Angesichts der Absagen rief Schäuble Verbände und Unternehmen eindringlich zur Teilnahme an dem von ihm anberaumten Treffen auf. "Das ist ein Angebot an die Branche, und sie ist gut beraten, wenn sie es annimmt", sagte Schäuble. Die Vorwürfe gegen die Telekom seien schwerwiegend und geeignet, "Vertrauen in die Seriosität der Telekommunikationsunternehmen im Umgang mit Daten zu erschüttern". Nun müsse gemeinsam beraten werden, wie der entstandene Schaden begrenzt oder behoben werden könne.
Schäuble erklärte, zunächst müsse sichergestellt werden, dass bestehende Gesetze und Vorschriften eingehalten würden. Zudem müsse man klären, ob zusätzliche "institutionelle Vorkehrungen" in den Unternehmen möglich seien und ob es gesetzlichen Handlungsbedarf gebe. Man werde dies seriös prüfen, aber schnell handeln. Die Bürger hätten einen Anspruch darauf, dass mit ihren Daten angemessen und geltenden Datenschutz-Regeln entsprechend umgegangen werde, betonte der Minister.
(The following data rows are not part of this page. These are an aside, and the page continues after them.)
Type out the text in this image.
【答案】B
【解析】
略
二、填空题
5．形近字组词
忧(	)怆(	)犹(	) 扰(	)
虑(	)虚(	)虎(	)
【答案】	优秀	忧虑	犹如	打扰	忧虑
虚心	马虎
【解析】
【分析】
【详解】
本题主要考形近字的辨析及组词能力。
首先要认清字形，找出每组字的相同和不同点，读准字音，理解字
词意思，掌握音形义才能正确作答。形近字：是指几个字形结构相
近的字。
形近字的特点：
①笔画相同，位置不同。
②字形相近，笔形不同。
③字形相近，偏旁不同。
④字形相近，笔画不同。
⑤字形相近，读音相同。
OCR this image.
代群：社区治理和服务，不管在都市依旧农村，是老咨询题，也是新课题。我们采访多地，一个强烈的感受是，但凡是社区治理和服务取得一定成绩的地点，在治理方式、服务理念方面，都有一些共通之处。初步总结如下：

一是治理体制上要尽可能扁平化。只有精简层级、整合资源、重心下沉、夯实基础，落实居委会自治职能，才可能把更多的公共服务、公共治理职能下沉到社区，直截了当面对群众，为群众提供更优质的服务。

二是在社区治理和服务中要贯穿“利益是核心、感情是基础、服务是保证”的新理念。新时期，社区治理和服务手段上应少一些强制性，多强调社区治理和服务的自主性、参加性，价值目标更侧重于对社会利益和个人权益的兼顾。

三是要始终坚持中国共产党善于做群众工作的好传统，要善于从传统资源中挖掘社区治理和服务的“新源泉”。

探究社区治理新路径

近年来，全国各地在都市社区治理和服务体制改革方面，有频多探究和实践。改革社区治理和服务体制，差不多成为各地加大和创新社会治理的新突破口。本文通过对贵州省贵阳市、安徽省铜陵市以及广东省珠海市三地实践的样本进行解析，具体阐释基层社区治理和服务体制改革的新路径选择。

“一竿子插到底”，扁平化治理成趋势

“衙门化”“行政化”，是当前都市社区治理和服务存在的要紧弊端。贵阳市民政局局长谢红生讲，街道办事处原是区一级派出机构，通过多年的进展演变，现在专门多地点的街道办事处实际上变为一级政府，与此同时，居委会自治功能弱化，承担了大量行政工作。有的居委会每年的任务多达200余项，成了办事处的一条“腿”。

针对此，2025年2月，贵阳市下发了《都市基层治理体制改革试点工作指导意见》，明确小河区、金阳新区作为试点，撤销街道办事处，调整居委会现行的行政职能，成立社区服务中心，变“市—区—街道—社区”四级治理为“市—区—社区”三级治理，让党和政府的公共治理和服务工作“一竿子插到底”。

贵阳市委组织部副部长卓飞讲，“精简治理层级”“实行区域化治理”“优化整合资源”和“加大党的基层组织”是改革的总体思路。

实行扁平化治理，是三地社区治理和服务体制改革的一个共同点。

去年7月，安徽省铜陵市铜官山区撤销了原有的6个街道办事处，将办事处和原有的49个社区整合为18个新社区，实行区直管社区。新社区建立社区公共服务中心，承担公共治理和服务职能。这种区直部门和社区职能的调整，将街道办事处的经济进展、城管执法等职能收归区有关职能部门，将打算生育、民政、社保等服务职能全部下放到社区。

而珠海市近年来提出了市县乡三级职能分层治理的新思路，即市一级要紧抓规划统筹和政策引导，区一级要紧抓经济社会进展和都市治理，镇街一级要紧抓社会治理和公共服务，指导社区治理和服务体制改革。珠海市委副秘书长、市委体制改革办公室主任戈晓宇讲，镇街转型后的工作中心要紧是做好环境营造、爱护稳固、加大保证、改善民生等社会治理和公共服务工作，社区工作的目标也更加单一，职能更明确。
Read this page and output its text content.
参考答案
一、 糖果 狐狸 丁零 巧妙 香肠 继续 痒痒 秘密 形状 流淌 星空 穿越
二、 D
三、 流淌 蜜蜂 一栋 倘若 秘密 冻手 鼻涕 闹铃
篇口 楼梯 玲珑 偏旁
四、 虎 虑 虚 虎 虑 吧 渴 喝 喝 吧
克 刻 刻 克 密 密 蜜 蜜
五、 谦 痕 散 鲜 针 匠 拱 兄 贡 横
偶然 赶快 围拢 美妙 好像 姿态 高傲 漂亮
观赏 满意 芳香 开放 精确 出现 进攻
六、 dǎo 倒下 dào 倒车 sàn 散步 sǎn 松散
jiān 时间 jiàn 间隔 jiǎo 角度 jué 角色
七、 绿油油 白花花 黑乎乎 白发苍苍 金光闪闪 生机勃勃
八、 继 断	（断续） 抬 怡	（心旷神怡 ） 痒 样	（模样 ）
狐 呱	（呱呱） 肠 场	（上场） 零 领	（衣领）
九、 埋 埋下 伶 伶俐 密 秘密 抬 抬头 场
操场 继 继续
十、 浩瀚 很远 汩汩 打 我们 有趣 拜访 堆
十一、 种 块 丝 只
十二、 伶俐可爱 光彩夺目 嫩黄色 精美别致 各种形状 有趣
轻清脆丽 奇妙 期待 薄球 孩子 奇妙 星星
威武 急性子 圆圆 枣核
Schäuble führte die Absagen mehrerer Unternehmen für das Treffen unter anderem darauf zurück, dass diese nicht in den Verdacht geraten wollten, selbst gegen Vorschriften verstoßen zu haben. "So ist das Gespräch nicht gemeint, wir führen kein Ermittlungsverfahren", betonte der Innenminister.